Rachel Webb does not remember many details from the January day a year ago when an afternoon of sledding with friends turned nightmarish. She recalls hearing a friend's frantic phone call describing the "dent" in her head.
But she cannot say how or why she went from riding a sled to clinging to her life.
"I kept going in and out of consciousness," Webb said. "I remember my friends were right there with me. I just remember lying there with them but that's about all."
Upon reaching the emergency room, the prognosis was grim. Webb had shattered her skull and one side of her head was essentially mashed in. Surgeons used eight titanium plates and 28 screws to repair the damage that had been done.
It seemed like a particularly cruel blow to her budding athletic career.
Webb showed lots of promise as a distance runner while a freshman at Skyline. She finished third at the 2004 5A cross country championship with a time of 19 minutes and 19.8 seconds. Later that spring, Webb took third in the 3,200 and 4th in the 1,600 in the 2005 5A track and field championship meet.
Knee surgery to remove a bone tumor wiped out her sophomore season. Now another season was lost while she tried to recover from a shattered skull.
Throwing in the towel and closing the book on her track career would have been understandable. But Webb was determined to put on a Skyline uniform once more in time for her senior season.
"I had no doubt I would be back running again," Webb said. "They told me I didn't have any brain injuries. I could walk and do everything fine, so I knew I was going to get back running soon."
What Webb has accomplished in the weeks and months since her horrific accident is nothing short of miraculous. She started up with cross country meets again last September and capped off her comeback in that sport with a 14th place finish in the 5A championship meet.
Webb is on an even higher level with track. She placed third in the 1,600 meters at the Alta Invitational over the weekend. Her finishing time of 5 minutes and 21.91 seconds was only 5.82 seconds behind event winner Candace Eddy.
"Unless she pulls up her hair and you see her scar, you would never even know," Eagles coach Tom Porter said.
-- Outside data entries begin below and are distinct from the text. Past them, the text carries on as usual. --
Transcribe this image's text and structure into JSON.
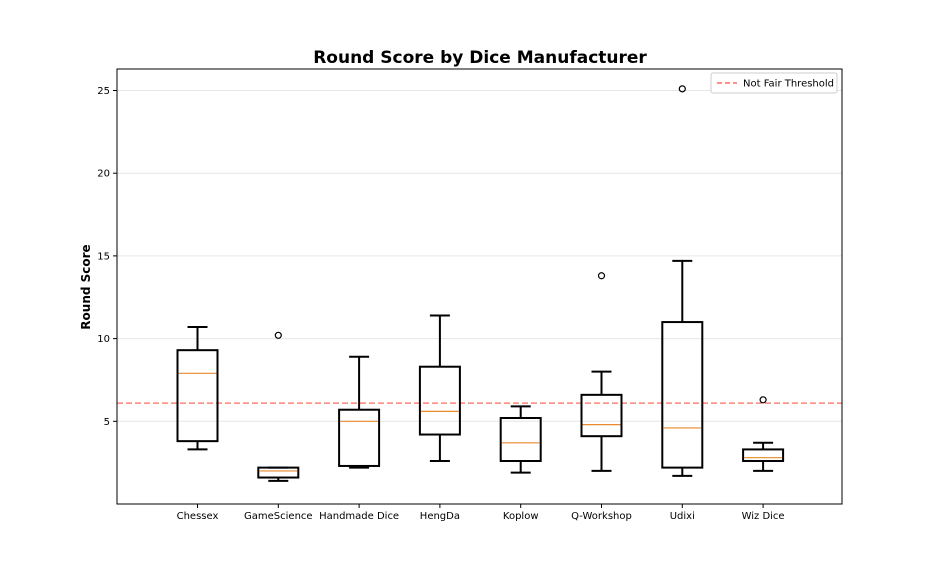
{
  "chart_data": {
    "type": "box",
    "title": "Round Score by Dice Manufacturer",
    "xlabel": "",
    "ylabel": "Round Score",
    "ylim": [
      0,
      26.3
    ],
    "yticks": [
      5,
      10,
      15,
      20,
      25
    ],
    "grid": "horizontal",
    "categories": [
      "Chessex",
      "GameScience",
      "Handmade Dice",
      "HengDa",
      "Koplow",
      "Q-Workshop",
      "Udixi",
      "Wiz Dice"
    ],
    "boxes": [
      {
        "whislo": 3.3,
        "q1": 3.8,
        "med": 7.9,
        "q3": 9.3,
        "whishi": 10.7,
        "fliers": []
      },
      {
        "whislo": 1.4,
        "q1": 1.6,
        "med": 2.0,
        "q3": 2.2,
        "whishi": 2.2,
        "fliers": [
          10.2
        ]
      },
      {
        "whislo": 2.2,
        "q1": 2.3,
        "med": 5.0,
        "q3": 5.7,
        "whishi": 8.9,
        "fliers": []
      },
      {
        "whislo": 2.6,
        "q1": 4.2,
        "med": 5.6,
        "q3": 8.3,
        "whishi": 11.4,
        "fliers": []
      },
      {
        "whislo": 1.9,
        "q1": 2.6,
        "med": 3.7,
        "q3": 5.2,
        "whishi": 5.9,
        "fliers": []
      },
      {
        "whislo": 2.0,
        "q1": 4.1,
        "med": 4.8,
        "q3": 6.6,
        "whishi": 8.0,
        "fliers": [
          13.8
        ]
      },
      {
        "whislo": 1.7,
        "q1": 2.2,
        "med": 4.6,
        "q3": 11.0,
        "whishi": 14.7,
        "fliers": [
          25.1
        ]
      },
      {
        "whislo": 2.0,
        "q1": 2.6,
        "med": 2.8,
        "q3": 3.3,
        "whishi": 3.7,
        "fliers": [
          6.3
        ]
      }
    ],
    "reference_line": {
      "value": 6.1,
      "label": "Not Fair Threshold",
      "color": "#ff6f61"
    },
    "legend": {
      "position": "top-right"
    },
    "colors": {
      "box": "#000000",
      "median": "#e8892c",
      "grid": "#e6e6e6"
    }
  }
}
Webb has had to navigate some moments of frustration. She returned to school three weeks after the sledding accident. But it took four months before she could even jog slowly.
Webb had to essentially rebuild her distance running skills from scratch.
"I was just worried I wouldn't get back up to where I was before," Webb said. "And I'm still working on that. But right now, in track, I'm basically up there."Even with an abbreviated high school career, Webb has drawn attention from several colleges. Western State and the University of Utah both offered scholarships. She also has drawn interest from Washington and Michigan State.